Sound fair? It is, and it’s called the elimination of collective bargaining. But union leaders demonize its supporters while fighting to continue a system that is completely broke, even opposing attempts to replace antiquated pension plans with 401(k)s. The result? Only 11 percent of the workforce is now unionized, and the decline continues.
Despite a complete inability to articulate its message, the GOP is not anti-labor. It just happens to be the one cleaning up the mess, especially in states like Ohio, Indiana and Wisconsin. Noticeably absent is soon-to-implode Pennsylvania, where Gov. Tom Corbett has pursued a business-as-usual policy.
For decades, unions have reaped the rewards of Ponzi-style pay-me-later deals made between union bosses and gutless politicians interested only in self-preservation. But the piper has finally come calling.
Math doesn’t lie. There simply isn’t enough money to continue paying high wages and lavish benefits. It’s either reform or bankruptcy. There’s no third option.
Originally, joining a public-sector union was a trade-off: You wouldn’t make as much, but received a healthy pension and job security. But all that changed after millions in union dues were used to defeat politicians who dared cross labor.

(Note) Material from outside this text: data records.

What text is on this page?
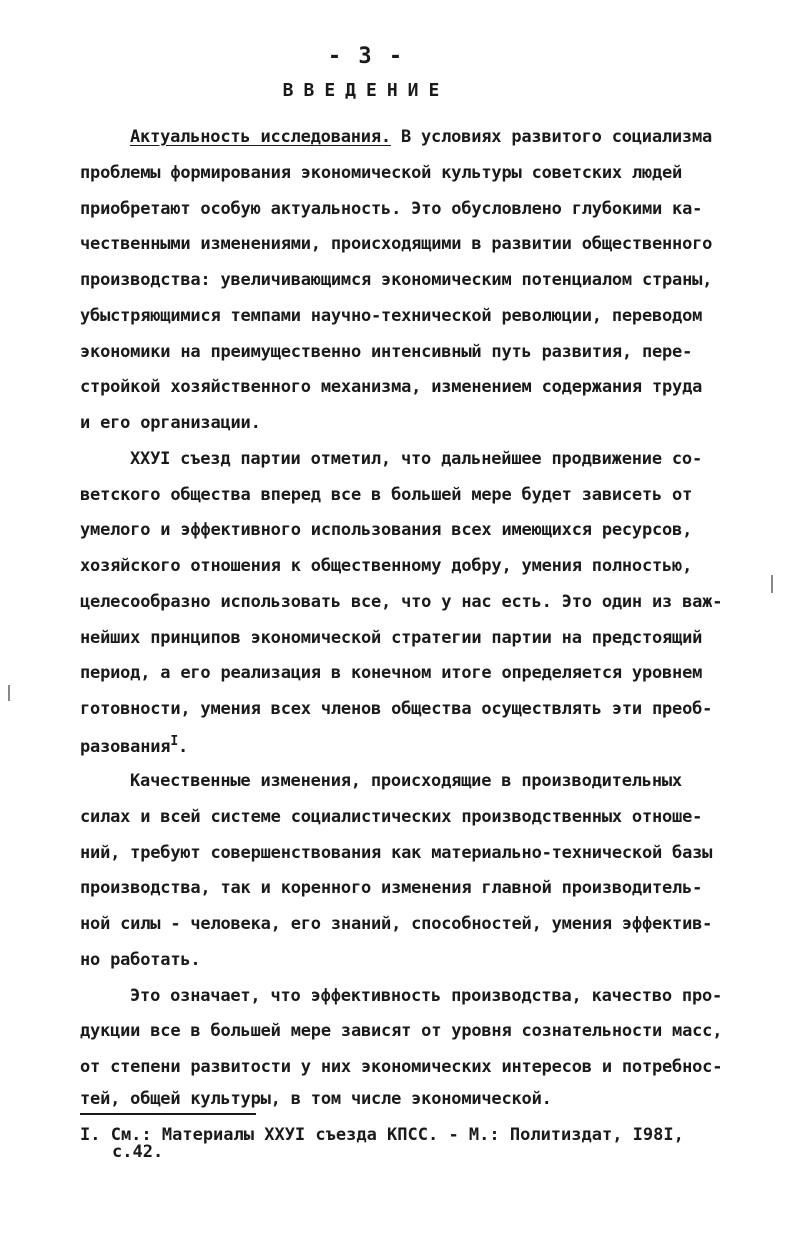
- 3 -
ВВЕДЕНИЕ
Актуальность исследования. В условиях развитого социализма
проблемы формирования экономической культуры советских людей
приобретают особую актуальность. Это обусловлено глубокими ка-
чественными изменениями, происходящими в развитии общественного
производства: увеличивающимся экономическим потенциалом страны,
убыстряющимися темпами научно-технической революции, переводом
экономики на преимущественно интенсивный путь развития, пере-
стройкой хозяйственного механизма, изменением содержания труда
и его организации.
ХХУI съезд партии отметил, что дальнейшее продвижение со-
ветского общества вперед все в большей мере будет зависеть от
умелого и эффективного использования всех имеющихся ресурсов,
хозяйского отношения к общественному добру, умения полностью,
целесообразно использовать все, что у нас есть. Это один из важ-
нейших принципов экономической стратегии партии на предстоящий
период, а его реализация в конечном итоге определяется уровнем
готовности, умения всех членов общества осуществлять эти преоб-
разования$^I$.
Качественные изменения, происходящие в производительных
силах и всей системе социалистических производственных отноше-
ний, требуют совершенствования как материально-технической базы
производства, так и коренного изменения главной производитель-
ной силы - человека, его знаний, способностей, умения эффектив-
но работать.
Это означает, что эффективность производства, качество про-
дукции все в большей мере зависят от уровня сознательности масс,
от степени развитости у них экономических интересов и потребнос-
тей, общей культуры, в том числе экономической.
I. См.: Материалы ХХУI съезда КПСС. - М.: Политиздат, I98I,
с.42.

Now, salaries of many public workers are higher than those in the private sector, with pensions so extravagant that Wall Streeters blush with envy.
But with an economy still in shambles, tax revenue down, and baby boomer retirements skyrocketing, the pension system has become permanently unsustainable.
Is it right to reform pensions and benefits? Don’t public-sector union members deserve what they were promised?
At the risk of seeming callous, that’s irrelevant. There isn’t enough money. Period. Unlike the feds, states and municipalities can’t print cash so cutbacks are inevitable, especially on big-ticket items like labor and pension costs.
The alternative is far worse: Bankruptcy. And municipalities can and are declaring. In towns nationwide, including Detroit, the message is simple: Agree to reforms, or risk losing everything. Yet unfathomably, that message is lost on the teachers union in America’s eighth-largest school district (Philadelphia), which is refusing any pay concessions despite a massive deficit, making the district one of the nation’s foremost candidates for bankruptcy. Obviously, it’s not fair. Rank-and-file union members were promised an unfulfillable bill of goods by long-gone hacks. But to paraphrase JFK, anyone who believes in fairness is seriously misinformed.
Unions are not being singled out, as the private sector has fared far worse, with considerably higher job losses and some pensions returning pennies on the dollar. That’s not fair either, but it’s reality. So what now?
Union leaders should tone down the hype, stop the personal attacks, and enter the real world. Reforms are imminent, not because of political principle, but because the money is gone. Failure to be reasonable will result in a protracted battle the unions cannot win, guaranteeing unnecessary pain.
Union bosses are supposed to represent their members’ interests, so it would behoove the rank-and-file to hold their leaders accountable, which they haven’t done. On the two issues that mattered most — defeating NAFTA and Most-Favored-Nation trading status for China — union leaders batted zero. Ironically, both passed under Bill Clinton. Yet labor still blindly supports the Democrats, who take their votes for granted.
Want to stop the union bleeding? Repair the roof now, while there’s still a little sunshine, and don’t wait until the monsoon strikes.
There will never be a perfect “union,” but if reforms aren’t made quickly, there could soon be a Labor Day with no labor. And we’ll all be the poorer for that.